Musonzah affirme que les salles de rédaction et les publications d’information « devraient présenter leurs reportages en veillant à ce qu’ils soient pertinents d’un point de vue pratique et qu’ils reflètent les réalités de la communauté. Il est important d’utiliser des supports visuels appropriés (images, diagrammes) et de veiller à ce que les voix des personnes touchées soient entendues afin de partager leurs histoires et leurs expériences ». Elle suggère que les organisations médiatiques travaillent avec les créateurs de contenu pour rendre les données climatiques divertissantes, car elles peuvent tirer parti des tendances actuelles des réseaux sociaux pour présenter le contenu climatique de manière à ce qu’il corresponde aux tendances, ce qui permet aux salles de presse de s’intéresser aux interviews sur les défis en vogue sur TikTok et Twitter.
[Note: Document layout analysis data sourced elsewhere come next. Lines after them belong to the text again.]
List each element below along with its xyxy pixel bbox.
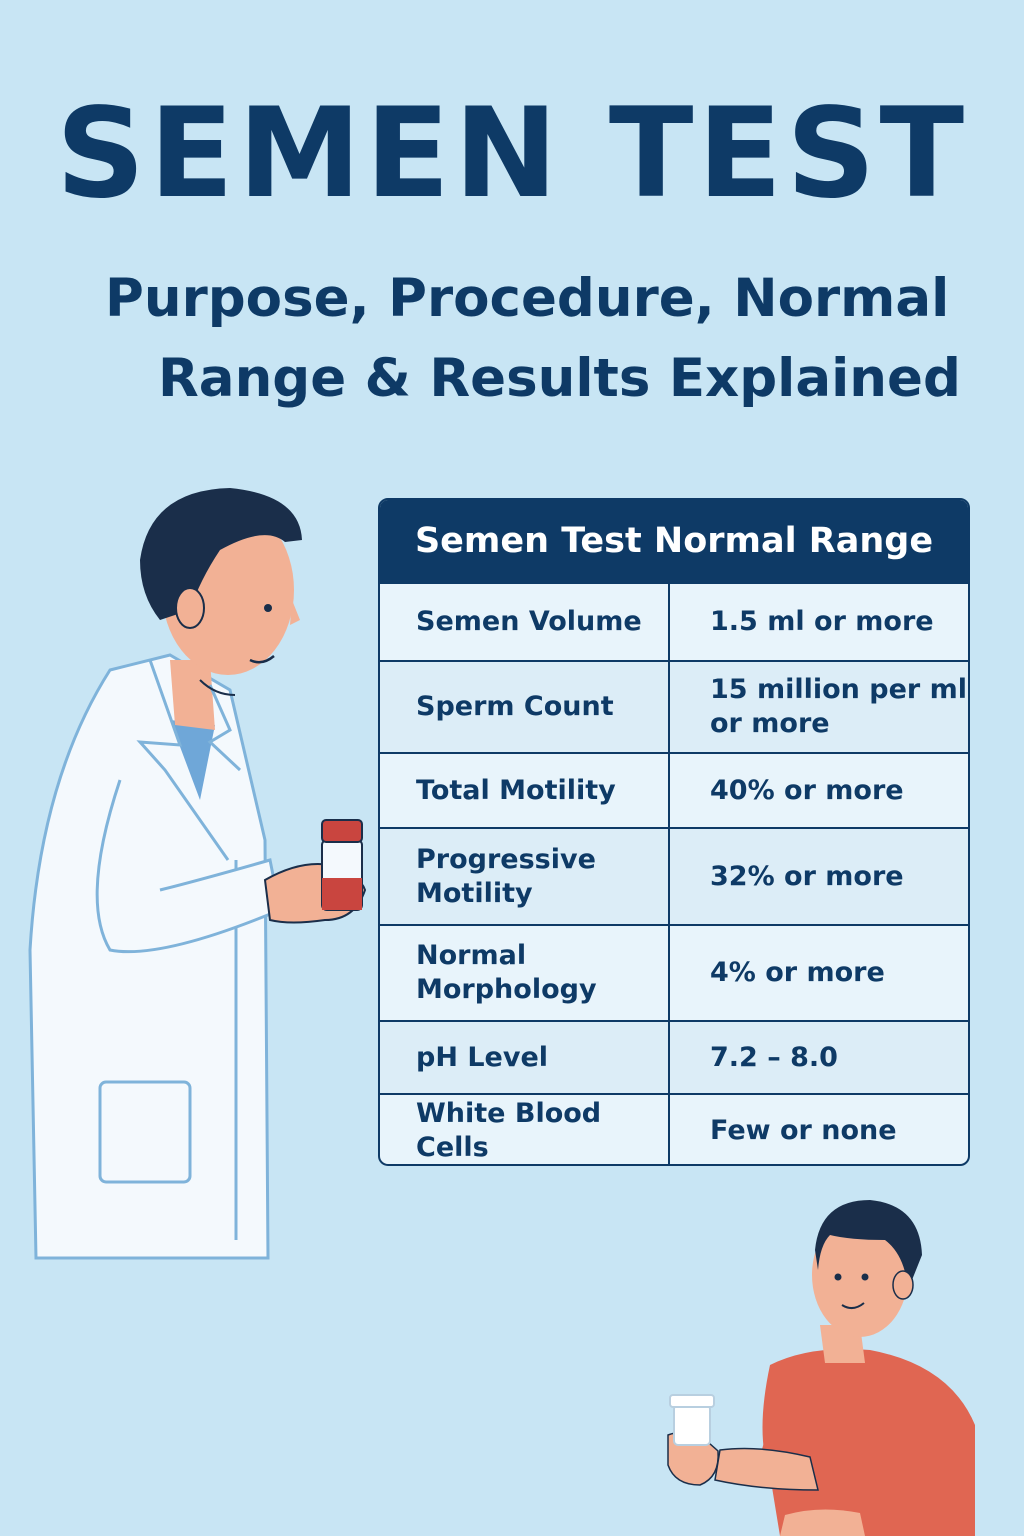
table-row: Total Motility 40% or more [380, 752, 968, 827]
subtitle-line-1: Purpose, Procedure, Normal [105, 268, 950, 329]
row-parameter: Sperm Count [380, 662, 670, 752]
row-value: 32% or more [670, 829, 968, 924]
row-value: Few or none [710, 1114, 897, 1146]
row-value: 15 million per ml or more [670, 662, 968, 752]
row-parameter: Progressive Motility [380, 829, 670, 924]
row-value: 1.5 ml or more [710, 606, 934, 638]
row-parameter: Normal Morphology [380, 926, 670, 1020]
row-value: 7.2 – 8.0 [670, 1022, 968, 1093]
normal-range-table: Semen Test Normal Range Semen Volume 1.5… [378, 498, 970, 1166]
row-parameter: White Blood Cells [380, 1095, 670, 1164]
subtitle-line-2: Range & Results Explained [158, 348, 961, 409]
page-title: SEMEN TEST [55, 82, 969, 226]
patient-illustration [667, 1200, 975, 1536]
table-row: White Blood Cells Few or none [380, 1093, 968, 1164]
table-row: Sperm Count 15 million per ml or more [380, 660, 968, 752]
table-row: pH Level 7.2 – 8.0 [380, 1020, 968, 1093]
table-header: Semen Test Normal Range [380, 500, 968, 582]
table-row: Progressive Motility 32% or more [380, 827, 968, 924]
row-value: 4% or more [710, 957, 885, 989]
row-parameter: Semen Volume [380, 584, 670, 660]
row-parameter: Total Motility [380, 754, 670, 827]
table-row: Semen Volume 1.5 ml or more [380, 582, 968, 660]
table-row: Normal Morphology 4% or more [380, 924, 968, 1020]
doctor-illustration [28, 488, 367, 1260]
row-value: 40% or more [710, 774, 904, 806]
row-parameter: pH Level [380, 1022, 670, 1093]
« Les reportages sur le climat ont besoin de dialogues prospectifs qui puissent être diffusés dans les salles de presse, et d’une sélection de personnes interviewées ayant une vision prospective de ce que les Africains font pendant que nous attendons que l’Occident nous rembourse plutôt que d’insister sur ce que nous voulons ou devrions faire en matière de réparation », déclare Musonzah, expliquant que « la salle de presse devrait promouvoir le fait que nous puissions faire face aux impacts liés au climat », Musonzah ajoute que « la salle de presse devrait donner le ton. Pour donner le ton dans la salle de presse, les organisations médiatiques devraient influencer le changement dans les politiques climatiques par des recommandations pratiques aux parties prenantes. Un autre aspect critique est que, alors que les appels à l’action climatique sont souvent dirigés vers le gouvernement, il est grand temps de reconnaître que les gouvernements africains ont été des leaders en matière de politique ».